Trève de blabla introductif, l’objet de ce texte est de vous partager mon expérience de joueur de Perudo sous forme de conseils tirés de mes propres analyses et anecdotes. Je vais tâcher de condenser tout cela, croyez-moi, ça ne va pas être de la tarte : J’y ai tellement joué et fait face à tellement d’adversaires.

L’aspect mathématique : Statistiques et probabilités

Sous ses allures exotiques (gobelets et dés colorés, présence du fameux Paco : Le toucan faisant office de mascotte, la charte graphique ‘ensoleillée’), le jeu n’est qu’un exercice froid de calcul de probabilités… Sauf que fort heureusement, l’aléatoire vient bouleverser tout cela et la statistique est très souvent bafouée (voire insultée :-D). Mais alors, faut-il véritablement se reposer sur les probabilités ? Il est l’heure que je vous donne ma réponse à la con : Çà dépend ! (quelle magnifique réponse à la con !) Je m’explique :

OUI, sur la base d’une partie toute fraîche, sans avoir la moindre connaissance du caractère bluffeur ou non de nos adversaires. Sur un grand nombre de dés en jeu. Lorsque nous adoptons une tactique conservatrice. Ou même dans le doute. En bref, lorsque nous ne savons pas grand chose de la partie dans laquelle nous évoluons, les statistiques représentent notre filet de sécurité. (C’est également le meilleur moyen de se justifier en cas de raté, cf cette réplique célèbre de ‘Mauvaise Foi Man’ : « J’ai joué comme un boss, c’est ton tirage de merde qui m’a foutu dedans ! »)

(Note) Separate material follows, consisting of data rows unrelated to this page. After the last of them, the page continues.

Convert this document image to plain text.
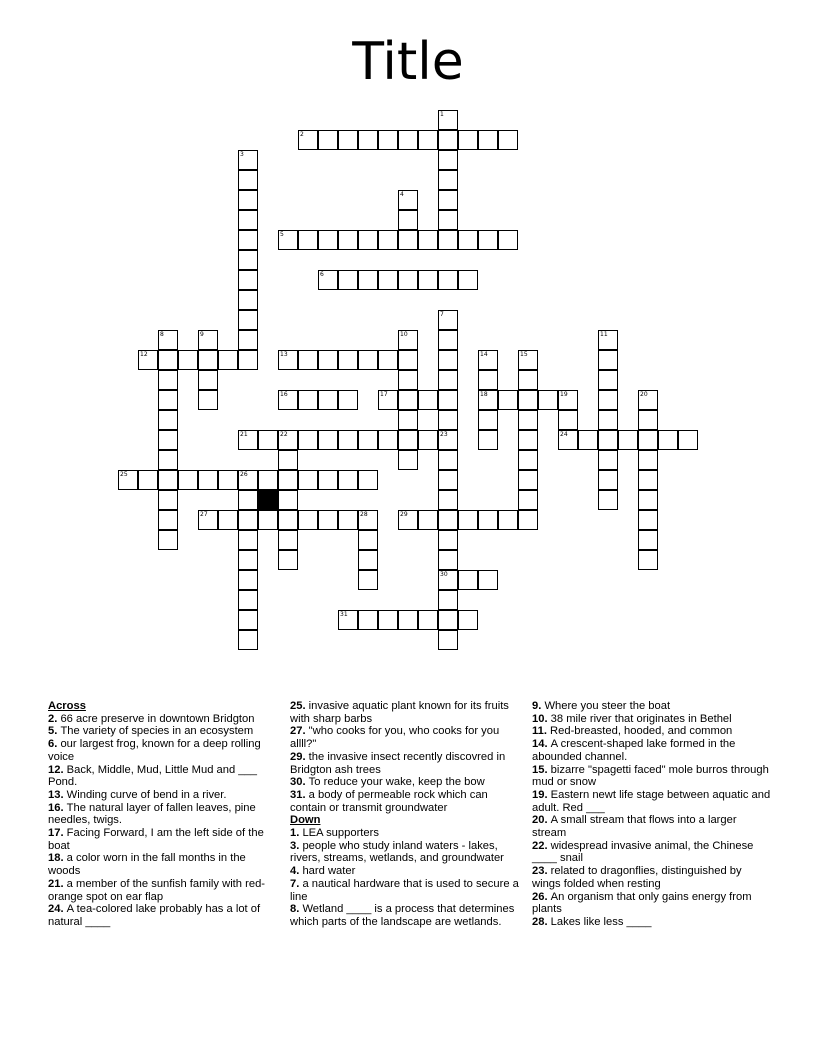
Title
2
5
6
12	13
16	17	18	19
21	22	24
25	26
27	28	29
30
31
1
3
4
7
23
8	9	10	11
14	15
20
Across
2. 66 acre preserve in downtown Bridgton
5. The variety of species in an ecosystem
6. our largest frog, known for a deep rolling voice
12. Back, Middle, Mud, Little Mud and ___ Pond.
13. Winding curve of bend in a river.
16. The natural layer of fallen leaves, pine needles, twigs.
17. Facing Forward, I am the left side of the boat
18. a color worn in the fall months in the woods
21. a member of the sunfish family with red-orange spot on ear flap
24. A tea-colored lake probably has a lot of natural ____
25. invasive aquatic plant known for its fruits with sharp barbs
27. "who cooks for you, who cooks for you allll?"
29. the invasive insect recently discovred in Bridgton ash trees
30. To reduce your wake, keep the bow
31. a body of permeable rock which can contain or transmit groundwater
Down
1. LEA supporters
3. people who study inland waters - lakes, rivers, streams, wetlands, and groundwater
4. hard water
7. a nautical hardware that is used to secure a line
8. Wetland ____ is a process that determines which parts of the landscape are wetlands.
9. Where you steer the boat
10. 38 mile river that originates in Bethel
11. Red-breasted, hooded, and common
14. A crescent-shaped lake formed in the abounded channel.
15. bizarre "spagetti faced" mole burros through mud or snow
19. Eastern newt life stage between aquatic and adult. Red ___
20. A small stream that flows into a larger stream
22. widespread invasive animal, the Chinese ____ snail
23. related to dragonflies, distinguished by wings folded when resting
26. An organism that only gains energy from plants
28. Lakes like less ____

NON, pour les autres cas. Lorsque nous avons les infos pour mieux provoquer ou défendre.

Comment calculer les probabilités que l’annonce faite par son voisin de droite soit cohérente ? C’est assez simple. Il suffit de diviser le nombre de dés en jeux par 3 pour toute annonce sur une valeur standard car nous jouons à la fois sur la face de dé de cette même valeur standard ainsi que sur la face paco qui est considéré comme un joker. Soit 2 faces de dé sur 6. Soit un tiers, d’où la division par 3. Je prends un exemple : Mon voisin de droite annonce 8 dés d’une valeur standard dans une manche à 6 joueurs comptant encore 27 dés. Je divise 27 par 3, j’obtiens 9. Les probabilités que son annonce s’avère exacte sont plutôt bonnes. Dans ce cas de figure, j’ai souvent intérêt à enchérir.

A noter que le calcul des probabilités pour une annonce sur les pacos est différente car seule la face paco compte. Il faut donc diviser le nombre de dés en présence par 6 et non par 3 pour vérifier la cohérence de l’annonce.

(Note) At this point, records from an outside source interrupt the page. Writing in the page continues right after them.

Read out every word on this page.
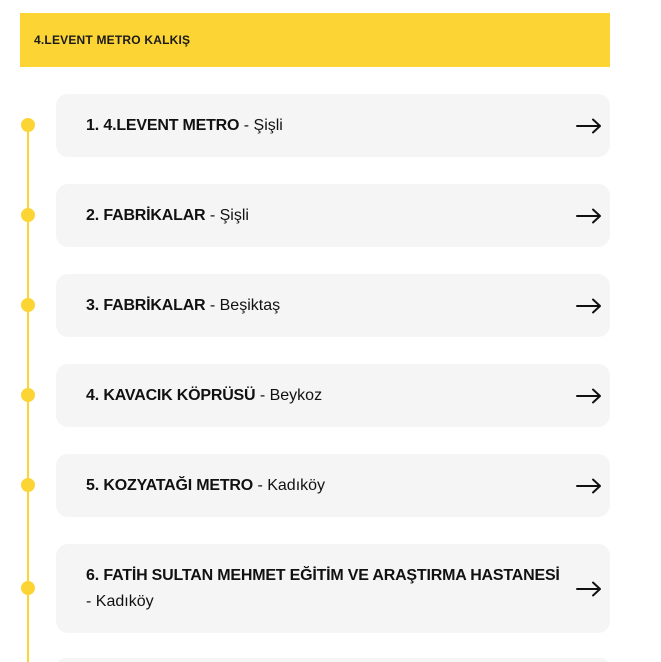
4.LEVENT METRO KALKIŞ
1. 4.LEVENT METRO - Şişli
2. FABRİKALAR - Şişli
3. FABRİKALAR - Beşiktaş
4. KAVACIK KÖPRÜSÜ - Beykoz
5. KOZYATAĞI METRO - Kadıköy
6. FATİH SULTAN MEHMET EĞİTİM VE ARAŞTIRMA HASTANESİ - Kadıköy
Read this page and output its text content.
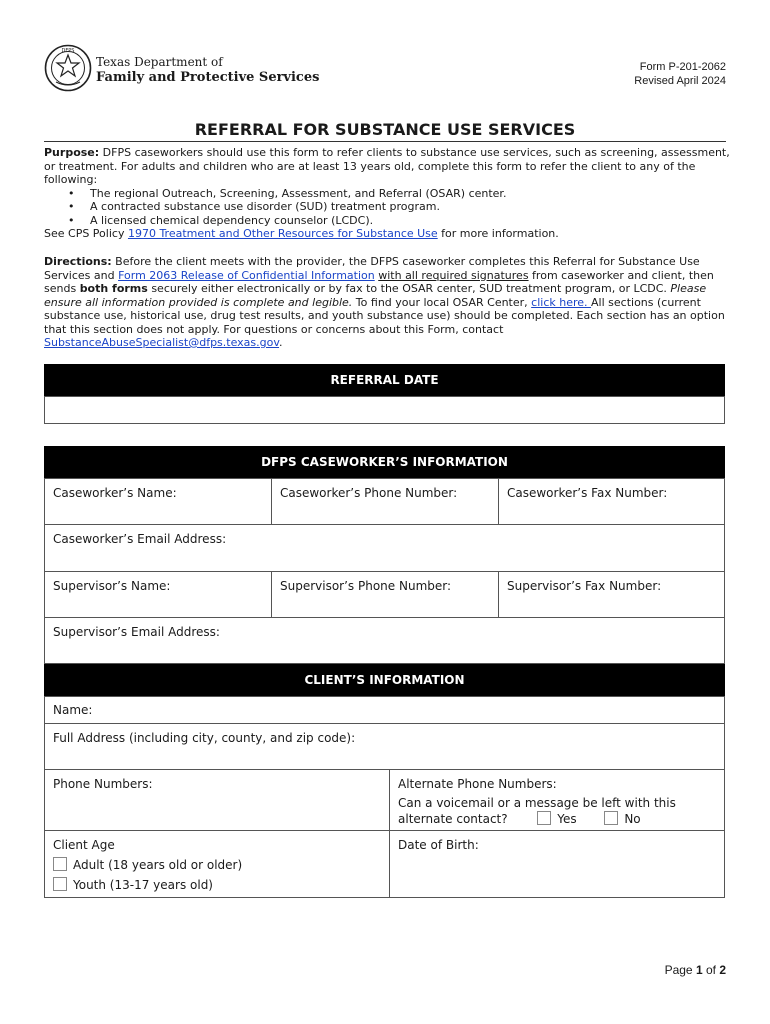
DFPS
Texas Department of
Family and Protective Services
Form P-201-2062
Revised April 2024
REFERRAL FOR SUBSTANCE USE SERVICES

Purpose: DFPS caseworkers should use this form to refer clients to substance use services, such as screening, assessment, or treatment. For adults and children who are at least 13 years old, complete this form to refer the client to any of the following:

• The regional Outreach, Screening, Assessment, and Referral (OSAR) center.
• A contracted substance use disorder (SUD) treatment program.
• A licensed chemical dependency counselor (LCDC).

See CPS Policy 1970 Treatment and Other Resources for Substance Use for more information.

Directions: Before the client meets with the provider, the DFPS caseworker completes this Referral for Substance Use Services and Form 2063 Release of Confidential Information with all required signatures from caseworker and client, then sends both forms securely either electronically or by fax to the OSAR center, SUD treatment program, or LCDC. Please ensure all information provided is complete and legible. To find your local OSAR Center, click here. All sections (current substance use, historical use, drug test results, and youth substance use) should be completed. Each section has an option that this section does not apply. For questions or concerns about this Form, contact SubstanceAbuseSpecialist@dfps.texas.gov.

REFERRAL DATE
DFPS CASEWORKER’S INFORMATION
Caseworker’s Name:	Caseworker’s Phone Number:	Caseworker’s Fax Number:
Caseworker’s Email Address:
Supervisor’s Name:	Supervisor’s Phone Number:	Supervisor’s Fax Number:
Supervisor’s Email Address:
CLIENT’S INFORMATION
Name:
Full Address (including city, county, and zip code):
Phone Numbers:	Alternate Phone Numbers:
Can a voicemail or a message be left with this
alternate contact?	Yes	No
Client Age
Adult (18 years old or older)
Youth (13-17 years old)
Date of Birth:
Page 1 of 2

C’est étrange à concevoir, mais nous ne sommes pas tous logés à la même enseigne face à cet aspect : J’ai souvent remarqué que les débutants non-habitués aux jeux (quels qu’ils soient) étaient rarement réceptifs aux probabilités. Pour eux, surenchérir en réaction à l’annonce de 9 pacos sur 20 dés ne relève pas de l’inconscience. Et même après une grosse gamelle, ils persistent souvent, considérant qu’ils n’ont simplement pas eu de chance sur le coup. Ces mêmes débutants sont souvent les premiers éliminés (sauf succession de coups de chance).

L’impact psychologique des chiffres

Comme les prix à la con dans les supermarchés, du genre 99,99 € alors qu’ils pourraient mettre 100 €, c’est pareil. Sauf que non, ce n’est pas pareil, dans l’inconscient, cela à un impact. A ce sujet, j’ai deux éléments à vous donner que j’ai souvent vérifié :

Le paco, une valeur sûre

Un constat permanent : Une enchère au paco passe toujours plus facilement qu’une enchère à une valeur standard. Comme pour un ‘prix psychologique’ de supermarché évoqué juste au dessus. Une enchère à 5 pacos est plus crédible qu’une enchère à 10 dés d’une valeur standard. C’est idiot, primitif, trivial, tout ce que vous voulez, mais surtout logique. Un 10 impressionne plus qu’un 5, même si nous sommes ici sur une égalité parfaite en termes de probabilités. Pour cette raison, j’hésite rarement à surenchérir en pacos lorsque la configuration le permet.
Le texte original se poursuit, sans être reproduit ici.